Comment s’asseoir sur une décision du Conseil constitutionnel
Comment s’asseoir sur une décision du Conseil constitutionnel.
C’est la mission donnée au Premier président de la Cour de cassation par le Président de la République.
Voilà une nouveauté en droit constitutionnel : la violation de l’article 62 de la Constitution par un communiqué de presse.
Le point sur cette affaire qui traduit bien le mépris du droit par un homme qui occupe l’une des plus éminentes fonctions de tous les pouvoirs publics, se trouve ici.
forum
-
Nicolas Sarkozy se serait-il trompé de continent ?31 mars 2008, par Delphine Cingal
Mépris des lois ou nullité culturelle ? Nicolas Sarkozy est tellement impressionné par ce qui se passe Outre Atlantique qu’il a peut-être confondu Conseil d’Etat et Cour Suprême.
En effet, depuis Marbury v. Madison, la Cour Suprême américaine a le droit de déclarer une loi inconstitutionnelle (le Judicial Act de 1789 dans le cas de Marbury), mais elle a perdu le writ of mandamus (bref, en gros, elle a le droit de déclarer une loi inconstitutionnelle mais n’a aucun moyen de faire appliquer ses décisions.)
Le petit Français de base se frotte les mains. Chance, joie, bonheur ! Sarkozy se met à rêver d’un Conseil d’Etat aussi accommodant. Et pourtant, non ! L’Américain est tellement attaché à sa Constitution que je n’ose pas imaginer ce que ferait la presse dans le cas d’un Président qui maintiendrait une décision inconstitutionnelle alors même qu’il aurait juré, sur la Bible, de défendre la Constitution. L’impeachment pointe le nez.
-
Comment s’asseoir sur une décision du Conseil constitutionnel2 mars 2008, par La Constitution en Afrique
Vous avez parfaitement raison : il est insupportable de voir le Président de la République, gardien de la Constitution (cf. art. 5), tenter de s’affranchir d’une décision de censure partielle du Conseil Constitutionnel qui le lie (art. 62), tant qu’elle n’est pas "cassée" par le pouvoir de révision (art. 89), comme en 1993. Cette dernière hypothèse paraît exclue : il faudrait que la gauche (la droite a manqué de peu la majorité des 3/5 aux dernières législatives) consente à une telle révision.

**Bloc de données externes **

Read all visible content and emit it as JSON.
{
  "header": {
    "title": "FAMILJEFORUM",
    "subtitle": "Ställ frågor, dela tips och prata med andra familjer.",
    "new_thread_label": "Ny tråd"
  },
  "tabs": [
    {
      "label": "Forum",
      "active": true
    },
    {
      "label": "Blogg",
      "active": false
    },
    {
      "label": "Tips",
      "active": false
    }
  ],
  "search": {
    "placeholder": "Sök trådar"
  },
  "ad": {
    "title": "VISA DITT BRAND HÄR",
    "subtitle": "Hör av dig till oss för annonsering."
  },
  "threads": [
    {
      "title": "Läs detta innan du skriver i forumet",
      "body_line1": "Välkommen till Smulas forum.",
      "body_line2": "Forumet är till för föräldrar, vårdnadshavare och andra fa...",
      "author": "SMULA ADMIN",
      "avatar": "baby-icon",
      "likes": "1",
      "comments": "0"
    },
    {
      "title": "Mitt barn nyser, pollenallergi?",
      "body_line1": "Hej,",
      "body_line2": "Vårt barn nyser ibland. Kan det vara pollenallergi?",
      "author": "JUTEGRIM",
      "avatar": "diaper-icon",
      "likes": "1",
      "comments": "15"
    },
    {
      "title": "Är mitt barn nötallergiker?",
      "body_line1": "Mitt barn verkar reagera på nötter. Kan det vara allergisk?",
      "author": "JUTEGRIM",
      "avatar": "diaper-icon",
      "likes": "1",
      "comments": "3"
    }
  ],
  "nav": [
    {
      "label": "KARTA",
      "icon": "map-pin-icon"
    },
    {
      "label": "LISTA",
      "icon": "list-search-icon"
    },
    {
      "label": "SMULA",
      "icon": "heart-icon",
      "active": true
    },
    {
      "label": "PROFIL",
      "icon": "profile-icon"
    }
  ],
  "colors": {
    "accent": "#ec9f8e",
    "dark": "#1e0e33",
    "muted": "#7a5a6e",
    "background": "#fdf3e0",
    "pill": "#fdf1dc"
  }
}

Une révision à la de Gaulle via l’article 11 de la Constitution pourrait être envisagée pour jouer le peuple - sécuritaire - contre les juges ; seulement, la législation pénale ne fait pas partie des sujets référendables.
Il ne s’agit pas là de vénielles questions d’interprétation. Nul ne peut nier que ce sont les interprètes de la Constitution qui déterminent, en définitive, sa teneur. Mais je ne vois pas en quoi l’article 62 de la Constitution ou tout autre article conférerait la moindre marge d’appréciation au premier des pouvoirs publics qui pourrait, grâce à une lecture tendancieuse et soutenable, contourner une décision ayant l’autorité absolue de chose jugée.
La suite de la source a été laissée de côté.